Dalam penelitiannya, Manheim (1952:78) menyebutkan bahwa perbedaan generasi dalam sebuah lingkungan, akan selalu muncul dalam perkembangan dan dinamika sosial di tengah masyarakat. Mannheim mengungkapkan bahwa generasi muda –anak-anak muda yang dinamis, kritis, dan spontan– seringkali mengalami kesenjangan dengan generasi sebelumnya dan mengalami kesulitan dalam bersosialisasi dengan sempurna; lokasi sosial akan mendorong terbentuknya kesadaran individu pada mereka.Senada dengan Mannheim, The Great Man Theory menjabarkan bahwa pada kepemimpinan muda tidak semata-mata lahir karena kualitas mental dan karakter bawaannya, tapi mereka bertumbuh menjadi pemimpin karena berlatih dan belajar melalui ajaran, pengalaman, dan pengamatan yang intens. Kepemimpinan muda akan efektif karena tigal hal: keterampilan teknis, keberpihakan pada nilai, dan kekuatan.konseptual.

Berangkat dari pemikiran tersebut, pada 3 November 2021, Federasi SERBUK Indonesia mengadakan diskusi dan launching Komite Pekerja Muda. Koordinator Komite Pekerja Muda Andi Hidayat dalam pemantik diskusi menyebutkan bahwa pekerja muda adalah potensi sekaligus tantangan. Menurutnya, pekerja muda yang berusia antara 18-35 tahun tersebut merupakan potensi besar sebagai persiapan kepemimpinan serikat pekerja di masa mendatang. “Mereka adalah potensi besar, kader-kader muda serikat pekerja dan calon pemimpin,” tutur Andi. 

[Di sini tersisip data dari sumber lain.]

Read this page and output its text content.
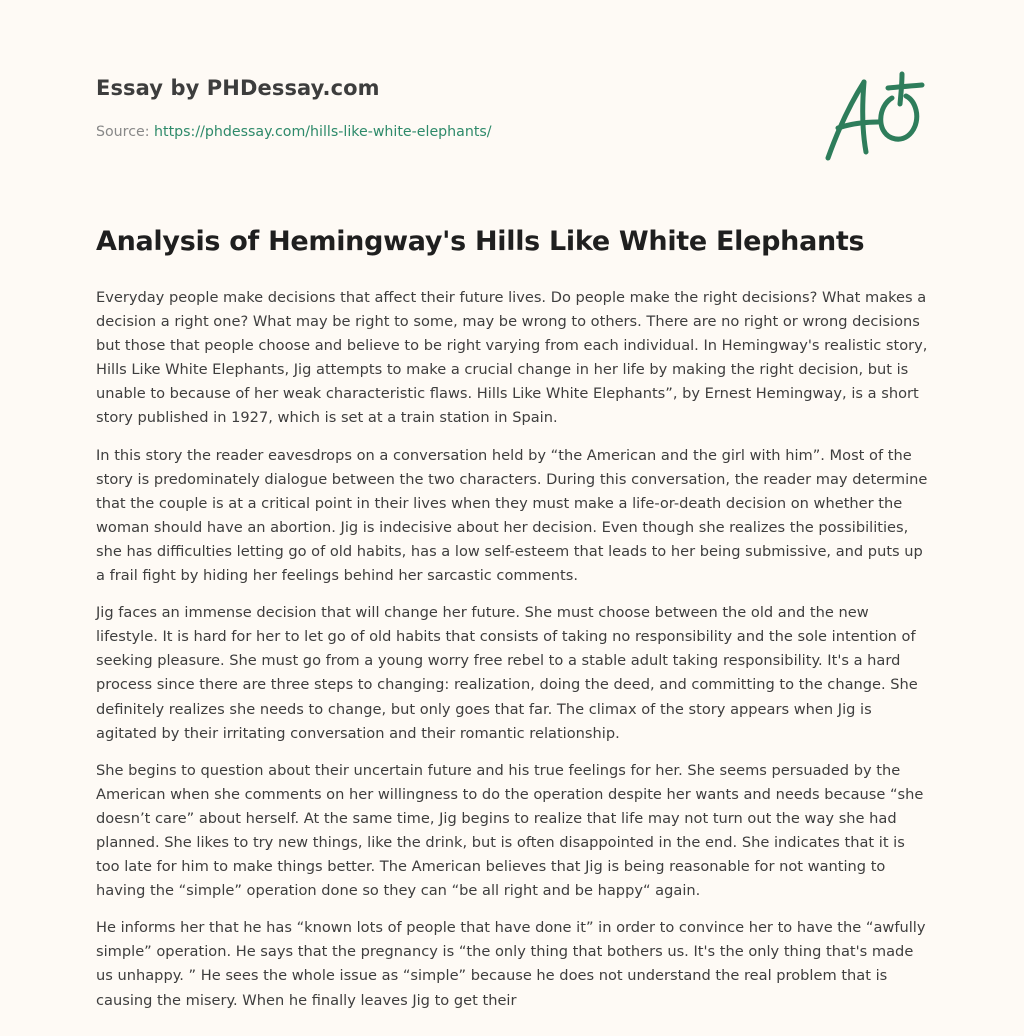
Essay by PHDessay.com
Source: https://phdessay.com/hills-like-white-elephants/
Analysis of Hemingway's Hills Like White Elephants

Everyday people make decisions that affect their future lives. Do people make the right decisions? What makes a decision a right one? What may be right to some, may be wrong to others. There are no right or wrong decisions but those that people choose and believe to be right varying from each individual. In Hemingway's realistic story, Hills Like White Elephants, Jig attempts to make a crucial change in her life by making the right decision, but is unable to because of her weak characteristic flaws. Hills Like White Elephants”, by Ernest Hemingway, is a short story published in 1927, which is set at a train station in Spain.

In this story the reader eavesdrops on a conversation held by “the American and the girl with him”. Most of the story is predominately dialogue between the two characters. During this conversation, the reader may determine that the couple is at a critical point in their lives when they must make a life-or-death decision on whether the woman should have an abortion. Jig is indecisive about her decision. Even though she realizes the possibilities, she has difficulties letting go of old habits, has a low self-esteem that leads to her being submissive, and puts up a frail fight by hiding her feelings behind her sarcastic comments.

Jig faces an immense decision that will change her future. She must choose between the old and the new lifestyle. It is hard for her to let go of old habits that consists of taking no responsibility and the sole intention of seeking pleasure. She must go from a young worry free rebel to a stable adult taking responsibility. It's a hard process since there are three steps to changing: realization, doing the deed, and committing to the change. She definitely realizes she needs to change, but only goes that far. The climax of the story appears when Jig is agitated by their irritating conversation and their romantic relationship.

She begins to question about their uncertain future and his true feelings for her. She seems persuaded by the American when she comments on her willingness to do the operation despite her wants and needs because “she doesn’t care” about herself. At the same time, Jig begins to realize that life may not turn out the way she had planned. She likes to try new things, like the drink, but is often disappointed in the end. She indicates that it is too late for him to make things better. The American believes that Jig is being reasonable for not wanting to having the “simple” operation done so they can “be all right and be happy“ again.

He informs her that he has “known lots of people that have done it” in order to convince her to have the “awfully simple” operation. He says that the pregnancy is “the only thing that bothers us. It's the only thing that's made us unhappy. ” He sees the whole issue as “simple” because he does not understand the real problem that is causing the misery. When he finally leaves Jig to get their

Selain sebagai potensi yang harus digarap dengan serius, sejatinya pekerja muda juga menjadi tantangan besar bagi gerakan buruh saat ini, terutama pasca pengesahan Omnibus Law Undang-Undang Cipta Kerja (UUCK). Kehilangan pekerjaan, persaingan yang semakin ketat, dan teknologi yang terus berkembang menyisakan pekerjaan rumah untuk serikat pekerja. “Pekerja muda termasuk yang paling terancam, mereka berada dalam persimpangan jalan liberalisasi tenaga kerja yang semakin masif,” kata M Nur Sholikin, Dosen Hukum Perburuhan STHI Jentera. Sebagai salah pembicara dalam diskusi, Sholikin menyebutkan bahwa UUCK bukan saja bermasalah dalam penyusunannya, tapi juga berpotensi besar menempatkan pekerja muda dalam posisi yang lebih sulit. Menurutnya, serikat pekerja harus mampu menjawab tantangan dan peluang tersebut, salah satunya melalui advokasi yang lebih kreatif dalam menerobos hambatan-hambatan.

Najrina Jalil, Staf Pendidikan BWI Asia Pasifik dari Kantor Kuala Lumpur menegaskan pernyataan Sholikin bahwa pekerja muda memang dalam situasi yang dilematis saat ini. Menurutnya, pekerja muda dan juga pekerja perempuan terancam informalisasi tenaga kerja dan hilangnya perlindungan karena perubahan-perubahan global. Selain karena perkembangan teknologi, Najrina juga menyebutkan perubahan regulasi seringkali tidak ramah terhadap pekerja muda. “Keberlanjutan pekerjaan dan perlindungan mendapat ancaman yang serius, saat ini dan di masa mendatang,” ujar Najrina. Selain itu,Najrina juga menyebutkan bahwa BWI Global Union menjadikan isu pekerja muda sebagai bagian penting membangun kekuatan serikat pekerja. Menurutnya, pekerja muda adalah calon pemimpin serikat pekerja di masa mendatang. “Kita perlu mengantisipasi tantangan ini dengan menjadikan pendidikan dan pengenalan serikat pekerja sebagai prioritas,” ujarnya.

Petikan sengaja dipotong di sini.